Au sein de la communauté de la boxe, des initiatives comme celles de Haymon et Sulaiman existent, mais restent largement insuffisantes. Ainsi, Lisa McClellan souligne ce manque de soutien institutionnel. « Il pourrait y avoir beaucoup d’aide venant de la communauté de la boxe, non seulement pour Gerald, mais pour tous ces gars qui souffrent. Il n’y a pas d’aide pour eux. »
Rudy Mondragón, professeur à Loyola Marymount University, fait écho à cette préoccupation. Bien qu’il salue les gestes individuels, il souligne l’absence d’une réelle structure de soutien pour les boxeurs. « Nous ne pouvons pas compter sur des actions ad hoc comme celles d’Al Haymon. »
Les promesses du WBC de siéger à son assemblée générale et de rendre obligatoire, à partir de 2026, la preuve d’un plan de retraite pour combattants, sont encore jugées insuffisantes. Pendant ce temps, la Californie a amélioré les conditions de travail en augmentant le salaire minimum par round à 200 $ et en créant un fonds de pension pour les boxeurs.
Lisa n’ignore pas ces enjeux. Son engagement va au-delà de sa famille. Elle a fondé la Ring of Brotherhood Foundation pour aider tous les boxeurs dans le besoin, collaborant avec des médecins et des avocats pour élaborer des plans de traitements adaptés. « Nous avons des avocats qui aident les boxeurs avec leurs contrats et leurs problèmes juridiques », déclare-t-elle.
Malgré le poids écrasant de ses responsabilités, elle a trouvé le moyen de s’impliquer activement. Avec des projets comme celui d’aménager une voiture adaptée pour Wilfred Benitez, un autre héros du ring en détresse, elle a prouvé que la solidarité existe, même dans un milieu souvent perçu comme cruel et égoïste.

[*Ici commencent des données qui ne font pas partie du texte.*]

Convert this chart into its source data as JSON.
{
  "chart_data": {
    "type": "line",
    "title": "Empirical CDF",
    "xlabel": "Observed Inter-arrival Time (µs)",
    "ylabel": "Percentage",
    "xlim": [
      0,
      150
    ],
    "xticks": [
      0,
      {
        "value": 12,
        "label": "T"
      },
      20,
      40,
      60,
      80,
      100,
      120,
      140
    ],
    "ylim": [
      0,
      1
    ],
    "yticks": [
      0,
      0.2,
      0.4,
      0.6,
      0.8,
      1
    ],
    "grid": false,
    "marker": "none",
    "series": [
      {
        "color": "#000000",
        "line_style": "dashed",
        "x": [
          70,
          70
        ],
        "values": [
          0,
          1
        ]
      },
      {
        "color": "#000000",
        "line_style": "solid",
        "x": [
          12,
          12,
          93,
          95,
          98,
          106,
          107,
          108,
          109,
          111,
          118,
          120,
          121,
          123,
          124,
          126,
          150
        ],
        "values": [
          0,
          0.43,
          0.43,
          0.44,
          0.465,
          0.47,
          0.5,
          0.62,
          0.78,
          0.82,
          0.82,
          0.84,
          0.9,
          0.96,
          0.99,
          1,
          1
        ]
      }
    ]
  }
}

Malgré ces efforts, les voix critiques quant à la façon dont la boxe traite ses anciens combattants se multiplient. Dave Harris, fondateur du Ringside Charitable Trust, appelle à une meilleure régulation et à un changement structurel dans l’industrie. Il plaide pour une réelle prise en compte des conséquences des traumatismes subis par les boxeurs.
« Si nous pouvons nous asseoir devant la télévision et apprécier nos combattants lorsqu’ils sont au sommet de leur art, nous devons continuer à nous soucier d’eux quand ils tombent », conclut Lisa McClellan, rappelant à tous que la responsabilité ne devrait pas s’arrêter au moment où les lumières du ring s’éteignent.